Here's another point. With the CG hitchhikers, you watch them like you'd watch a cartoon show. In contrast, the face of the HBG isn't really the show itself; it's more like an element in a show. The HBG is a solid, fully-dimensional AA figure, much praised for its fluid and yet restrained movement (there's that word again). It's just enough to say, "Yes, I'm alive" without saying, "Look, I can dance!" It serves as the stage for a show, and not just any show but a magic show.
It took us all of two days, I think, to figure out how the trick is done. I won't spoil it for you. (There's probably a "spoiler" cloaking device somewhere around here at Blogger, but pthh, I'll just put the Forbidden Knowledge in a Comment.) Suffice it to say that the trick involves scrim, a two-way mirror, clever misdirection, a basically simple mechanical gimmick, a "black art well," and strategically placed lighting. In other words, we're essentially back in front of a 19th century magic show, the main difference being that the rabbit popping in and out of the hat is a dummy rabbit with a modern, inner-projected face. The official Disney video for the debut of the new HBG refers to the use of "fundamental tricks and illusions" already pioneered by Yale Gracey. It's already the case that guesses as to how it's done generally make it more complicated than it is. In my book, that's one of the signs of a good magic trick. All of this warms the heart, let me tell you.
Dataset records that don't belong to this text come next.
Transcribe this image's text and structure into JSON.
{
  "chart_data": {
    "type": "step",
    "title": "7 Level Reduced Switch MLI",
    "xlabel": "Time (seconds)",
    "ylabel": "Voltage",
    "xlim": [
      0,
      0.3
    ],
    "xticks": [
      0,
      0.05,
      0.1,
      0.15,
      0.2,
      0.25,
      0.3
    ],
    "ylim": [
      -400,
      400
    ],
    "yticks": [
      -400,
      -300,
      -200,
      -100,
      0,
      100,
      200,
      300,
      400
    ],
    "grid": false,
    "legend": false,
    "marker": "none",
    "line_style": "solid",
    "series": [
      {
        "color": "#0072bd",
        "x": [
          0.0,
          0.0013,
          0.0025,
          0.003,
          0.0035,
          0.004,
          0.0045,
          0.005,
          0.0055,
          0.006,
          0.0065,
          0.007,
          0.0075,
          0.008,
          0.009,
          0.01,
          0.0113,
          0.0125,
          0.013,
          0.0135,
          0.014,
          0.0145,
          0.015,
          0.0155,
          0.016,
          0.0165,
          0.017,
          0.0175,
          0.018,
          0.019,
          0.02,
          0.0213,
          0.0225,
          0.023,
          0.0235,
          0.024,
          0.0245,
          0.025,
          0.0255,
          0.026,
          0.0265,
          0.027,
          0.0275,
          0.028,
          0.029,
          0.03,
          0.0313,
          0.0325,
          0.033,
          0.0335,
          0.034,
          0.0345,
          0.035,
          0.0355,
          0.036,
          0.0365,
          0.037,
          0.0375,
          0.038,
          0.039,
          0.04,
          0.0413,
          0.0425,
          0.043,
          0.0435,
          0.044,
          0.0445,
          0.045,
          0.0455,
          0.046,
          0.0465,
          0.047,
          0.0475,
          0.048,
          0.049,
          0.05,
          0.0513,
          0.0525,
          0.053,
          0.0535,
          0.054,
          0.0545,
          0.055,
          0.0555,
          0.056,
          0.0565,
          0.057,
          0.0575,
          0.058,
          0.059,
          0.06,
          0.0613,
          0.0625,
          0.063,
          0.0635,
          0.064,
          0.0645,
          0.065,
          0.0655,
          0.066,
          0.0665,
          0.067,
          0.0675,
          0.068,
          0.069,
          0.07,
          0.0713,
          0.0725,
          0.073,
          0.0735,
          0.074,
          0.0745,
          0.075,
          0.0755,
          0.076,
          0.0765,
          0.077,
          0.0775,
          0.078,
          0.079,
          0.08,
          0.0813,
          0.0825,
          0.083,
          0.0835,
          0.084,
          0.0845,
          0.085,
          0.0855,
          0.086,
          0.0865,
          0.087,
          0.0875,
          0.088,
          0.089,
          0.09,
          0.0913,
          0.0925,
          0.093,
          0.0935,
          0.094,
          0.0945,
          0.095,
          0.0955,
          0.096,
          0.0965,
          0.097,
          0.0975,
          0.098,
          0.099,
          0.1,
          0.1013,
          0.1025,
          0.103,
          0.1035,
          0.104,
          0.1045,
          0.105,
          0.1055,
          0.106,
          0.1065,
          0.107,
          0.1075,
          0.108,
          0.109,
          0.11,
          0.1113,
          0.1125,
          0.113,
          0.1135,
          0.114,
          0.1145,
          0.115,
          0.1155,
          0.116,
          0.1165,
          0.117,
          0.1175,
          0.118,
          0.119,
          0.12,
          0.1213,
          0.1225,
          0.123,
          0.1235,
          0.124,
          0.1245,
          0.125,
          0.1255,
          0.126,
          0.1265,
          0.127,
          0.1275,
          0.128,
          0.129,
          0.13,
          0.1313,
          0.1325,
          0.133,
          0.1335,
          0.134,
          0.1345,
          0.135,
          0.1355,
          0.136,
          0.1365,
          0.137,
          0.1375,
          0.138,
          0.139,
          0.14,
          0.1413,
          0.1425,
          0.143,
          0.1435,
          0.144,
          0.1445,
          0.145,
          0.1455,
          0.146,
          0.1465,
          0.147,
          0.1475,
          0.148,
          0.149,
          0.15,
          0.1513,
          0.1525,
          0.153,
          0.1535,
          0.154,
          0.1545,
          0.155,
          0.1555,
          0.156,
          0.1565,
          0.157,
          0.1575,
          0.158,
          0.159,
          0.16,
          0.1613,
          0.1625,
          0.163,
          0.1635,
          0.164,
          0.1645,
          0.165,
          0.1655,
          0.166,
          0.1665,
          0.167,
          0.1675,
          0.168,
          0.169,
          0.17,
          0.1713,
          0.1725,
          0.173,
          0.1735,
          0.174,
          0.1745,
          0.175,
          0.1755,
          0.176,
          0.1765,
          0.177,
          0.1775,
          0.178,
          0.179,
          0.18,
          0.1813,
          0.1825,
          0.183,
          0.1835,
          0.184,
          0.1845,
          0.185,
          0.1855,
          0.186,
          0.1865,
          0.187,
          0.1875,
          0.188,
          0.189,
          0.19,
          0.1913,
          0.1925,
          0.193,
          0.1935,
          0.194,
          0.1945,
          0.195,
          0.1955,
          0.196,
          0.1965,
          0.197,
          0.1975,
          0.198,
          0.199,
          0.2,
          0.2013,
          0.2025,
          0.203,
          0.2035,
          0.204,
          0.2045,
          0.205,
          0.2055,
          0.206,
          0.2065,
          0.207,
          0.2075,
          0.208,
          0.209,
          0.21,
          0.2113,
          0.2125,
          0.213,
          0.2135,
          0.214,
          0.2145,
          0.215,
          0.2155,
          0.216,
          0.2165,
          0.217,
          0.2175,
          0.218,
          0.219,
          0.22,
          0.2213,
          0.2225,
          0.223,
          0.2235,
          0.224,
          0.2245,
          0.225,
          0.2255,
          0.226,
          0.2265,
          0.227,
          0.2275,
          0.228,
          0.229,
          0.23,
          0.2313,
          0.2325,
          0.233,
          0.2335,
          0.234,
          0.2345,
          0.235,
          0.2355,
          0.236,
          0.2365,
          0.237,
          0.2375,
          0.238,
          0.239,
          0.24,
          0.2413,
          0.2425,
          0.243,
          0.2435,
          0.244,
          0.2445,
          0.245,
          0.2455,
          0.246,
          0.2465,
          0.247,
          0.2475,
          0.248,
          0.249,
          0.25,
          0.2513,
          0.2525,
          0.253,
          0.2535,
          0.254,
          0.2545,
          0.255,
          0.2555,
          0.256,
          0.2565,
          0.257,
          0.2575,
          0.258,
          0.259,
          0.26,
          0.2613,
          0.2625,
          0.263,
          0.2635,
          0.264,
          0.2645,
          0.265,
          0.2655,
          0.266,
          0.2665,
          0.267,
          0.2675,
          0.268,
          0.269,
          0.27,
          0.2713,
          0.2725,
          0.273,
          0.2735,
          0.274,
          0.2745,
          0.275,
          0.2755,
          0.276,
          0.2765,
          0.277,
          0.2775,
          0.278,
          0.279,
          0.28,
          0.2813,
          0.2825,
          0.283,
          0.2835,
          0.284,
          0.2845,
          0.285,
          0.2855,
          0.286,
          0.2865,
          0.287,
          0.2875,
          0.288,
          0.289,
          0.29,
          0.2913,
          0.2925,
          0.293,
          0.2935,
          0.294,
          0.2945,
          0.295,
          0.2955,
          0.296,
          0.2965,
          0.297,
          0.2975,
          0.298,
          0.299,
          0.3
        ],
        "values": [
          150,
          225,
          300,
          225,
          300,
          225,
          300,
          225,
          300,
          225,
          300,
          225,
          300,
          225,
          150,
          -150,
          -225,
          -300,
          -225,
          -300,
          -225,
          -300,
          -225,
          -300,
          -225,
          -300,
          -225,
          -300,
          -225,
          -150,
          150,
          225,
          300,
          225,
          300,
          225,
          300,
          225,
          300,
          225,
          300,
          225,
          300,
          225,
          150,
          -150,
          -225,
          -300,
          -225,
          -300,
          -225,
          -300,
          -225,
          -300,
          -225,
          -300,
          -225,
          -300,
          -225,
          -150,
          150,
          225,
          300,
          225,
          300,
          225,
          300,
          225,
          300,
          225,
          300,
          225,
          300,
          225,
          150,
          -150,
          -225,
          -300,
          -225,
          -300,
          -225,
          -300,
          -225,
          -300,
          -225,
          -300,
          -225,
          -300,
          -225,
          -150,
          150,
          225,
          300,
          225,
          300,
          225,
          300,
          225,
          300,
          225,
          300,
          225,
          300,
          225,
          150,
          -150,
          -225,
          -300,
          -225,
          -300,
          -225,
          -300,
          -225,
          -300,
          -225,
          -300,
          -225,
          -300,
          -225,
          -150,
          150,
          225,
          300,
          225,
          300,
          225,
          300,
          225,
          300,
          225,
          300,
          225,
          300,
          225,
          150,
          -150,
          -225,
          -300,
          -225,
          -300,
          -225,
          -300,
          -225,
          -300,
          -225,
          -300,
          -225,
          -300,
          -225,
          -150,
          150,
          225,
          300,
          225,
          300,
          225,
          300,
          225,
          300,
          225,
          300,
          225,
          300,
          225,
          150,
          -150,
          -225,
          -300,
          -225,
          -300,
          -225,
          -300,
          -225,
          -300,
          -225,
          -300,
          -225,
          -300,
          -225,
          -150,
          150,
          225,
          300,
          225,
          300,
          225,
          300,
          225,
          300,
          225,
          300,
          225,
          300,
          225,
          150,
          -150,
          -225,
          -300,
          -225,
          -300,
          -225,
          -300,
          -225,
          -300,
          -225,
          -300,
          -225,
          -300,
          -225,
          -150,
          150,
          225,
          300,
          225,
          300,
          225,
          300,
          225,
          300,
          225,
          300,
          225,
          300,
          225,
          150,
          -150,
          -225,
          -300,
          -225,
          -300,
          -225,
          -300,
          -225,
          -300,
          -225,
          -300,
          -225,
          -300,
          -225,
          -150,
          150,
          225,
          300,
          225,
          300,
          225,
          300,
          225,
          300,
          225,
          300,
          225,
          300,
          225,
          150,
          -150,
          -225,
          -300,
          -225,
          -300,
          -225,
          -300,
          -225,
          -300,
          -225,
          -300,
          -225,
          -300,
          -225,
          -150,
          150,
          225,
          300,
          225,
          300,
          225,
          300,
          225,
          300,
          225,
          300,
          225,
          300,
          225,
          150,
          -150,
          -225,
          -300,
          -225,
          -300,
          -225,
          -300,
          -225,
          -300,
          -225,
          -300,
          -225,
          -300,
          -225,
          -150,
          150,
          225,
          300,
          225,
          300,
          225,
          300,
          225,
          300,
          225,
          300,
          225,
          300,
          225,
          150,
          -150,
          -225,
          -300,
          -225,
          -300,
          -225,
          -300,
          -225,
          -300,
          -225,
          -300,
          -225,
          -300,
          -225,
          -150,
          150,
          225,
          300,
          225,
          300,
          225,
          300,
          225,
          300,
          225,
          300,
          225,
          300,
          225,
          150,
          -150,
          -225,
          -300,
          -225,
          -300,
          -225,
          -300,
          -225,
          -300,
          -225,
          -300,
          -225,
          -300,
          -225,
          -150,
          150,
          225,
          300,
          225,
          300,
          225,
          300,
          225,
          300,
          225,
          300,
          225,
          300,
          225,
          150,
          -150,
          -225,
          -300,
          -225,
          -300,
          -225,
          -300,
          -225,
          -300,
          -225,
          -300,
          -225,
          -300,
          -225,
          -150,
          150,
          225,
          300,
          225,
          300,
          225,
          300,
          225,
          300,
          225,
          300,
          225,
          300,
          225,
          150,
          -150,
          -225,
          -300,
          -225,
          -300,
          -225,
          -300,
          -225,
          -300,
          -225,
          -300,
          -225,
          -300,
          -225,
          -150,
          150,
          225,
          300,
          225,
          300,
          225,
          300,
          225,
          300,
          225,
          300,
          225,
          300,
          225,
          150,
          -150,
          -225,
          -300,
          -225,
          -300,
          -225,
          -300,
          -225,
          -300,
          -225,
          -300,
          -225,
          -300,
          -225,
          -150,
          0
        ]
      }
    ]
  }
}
Reportedly, the Imagineer responsible for finally figuring out how to make the vanishing head effect work is John Gritz. He's been called a present-day Yale Gracey by colleagues, which is high praise indeed. Other Imagineers involved include Jeff Shaver-Moskowitz (show producer) and Daniel Joseph (special effects).
You're a keen one, Mr. Gritz. Since virtually every explanation of why the original effect didn't work says that the figure was just too close to the track for the face to convincingly disappear, I have to wonder if the placement of the new figure right in your effin' face bespeaks a certain triumphalism after so convincingly licking the problem. Fun to think so, anyway. A little end-zone dance would be fully justified.
Another quibble: they didn't bring back the quivering hand on top of his cane (which is the one feature I remember most vividly from the original HBG). This too makes him seem less the old man that he was. But here again, I can't get too worked up. Quick, violent vibrations are sheer hell on machinery. Eventually it shakes things to pieces. If you want proof, just look at this well-known and unique shot of the original HBG in situ. It's a few weeks old at maximum, and his wrist is completely shot.
The End of the Quest
Like any long journey, when it finally ends there's a bit of a letdown. We've all been bellerin' "Bring back the Hat Box Ghost!" for so long that it's hard to believe it's happened. And now that's done. Cheer up, you Mansionites, there's always Miss April!